New media can be hard to explain. Often when I’m talking to credit unions or credit union leagues about podcasting, they think about podcasting in terms of an instructional seminar. It’s not. But there are plenty of things that are. Wikipedia, that reasonably accurate new media resource, helps us define podcasts versus webinars.
In essence, for webinars and web conferencing, think seminars and meetings. For podcasts, think radio and episodic content on whatever you want to listen to. Webinars and web conferencing are about conveying hard information, usually that you pay for, in real time. Although, sometimes you can buy recordings of webinars that you can listen to at your leisure. Podcasts can be informative or entertaining or both. Almost all of them are free. Podcasts are never live.
The most important point that I want to make is that podcasting doesn’t compete with webinars and web conferencing. Podcasting competes with radio. People listen to webinars and web conferences like they would listen in the classroom. People listen to podcasts in their cars or while relaxing. In podcasting there’s no live interaction.

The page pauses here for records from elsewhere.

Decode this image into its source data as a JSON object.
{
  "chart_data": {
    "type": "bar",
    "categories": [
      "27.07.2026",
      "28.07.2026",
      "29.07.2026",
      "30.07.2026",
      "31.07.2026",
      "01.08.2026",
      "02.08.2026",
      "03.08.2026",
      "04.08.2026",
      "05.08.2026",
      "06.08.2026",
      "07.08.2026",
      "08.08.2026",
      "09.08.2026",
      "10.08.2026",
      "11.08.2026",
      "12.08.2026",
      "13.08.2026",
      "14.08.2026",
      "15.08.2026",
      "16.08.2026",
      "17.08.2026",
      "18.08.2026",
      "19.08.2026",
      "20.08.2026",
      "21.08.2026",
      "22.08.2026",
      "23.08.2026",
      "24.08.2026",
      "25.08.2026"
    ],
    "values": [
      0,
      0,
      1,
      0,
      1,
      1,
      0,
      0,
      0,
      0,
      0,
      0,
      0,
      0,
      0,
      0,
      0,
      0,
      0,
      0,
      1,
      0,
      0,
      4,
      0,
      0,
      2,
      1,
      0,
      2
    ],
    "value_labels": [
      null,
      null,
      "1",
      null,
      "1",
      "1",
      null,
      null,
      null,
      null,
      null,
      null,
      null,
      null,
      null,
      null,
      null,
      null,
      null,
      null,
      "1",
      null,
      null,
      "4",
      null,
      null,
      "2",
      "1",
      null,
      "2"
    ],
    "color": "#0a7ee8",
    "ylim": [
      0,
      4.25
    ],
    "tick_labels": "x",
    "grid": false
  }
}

That being said, and to muddy the water, some professors are putting their college lectures out as podcasts. This greatly helps students who miss a lecture. The episodic nature of the lecture series works as a limited run podcast. In the same manner, if you gave a series of webinars on a topic and then put them out on iTunes as a podcast series later, it would blur the line more. At that point, you could turn a webinar into a podcast, but you can’t truly turn a podcast into a webinar.
So why are we bothering with such semantics? It is an important distinction because if a vendor that sells seminars to credit unions thinks of podcasting in the same manner as it thinks about giving seminars, podcasting seems to be undesirable. Think about it: if part of your business model is to charge a fee for something (the webinar), then giving that information away for free doesn’t much help. Once you understand the difference between webinars and podcasts, you can see that this isn’t the case at all, however. The live interaction involved with the webinar and the real time streaming of that information is what creates the instructional value for which people are willing to pay (if the content is good). Podcasting, then, can complement and promote more in depth material to be given later in a webinar or a live seminar.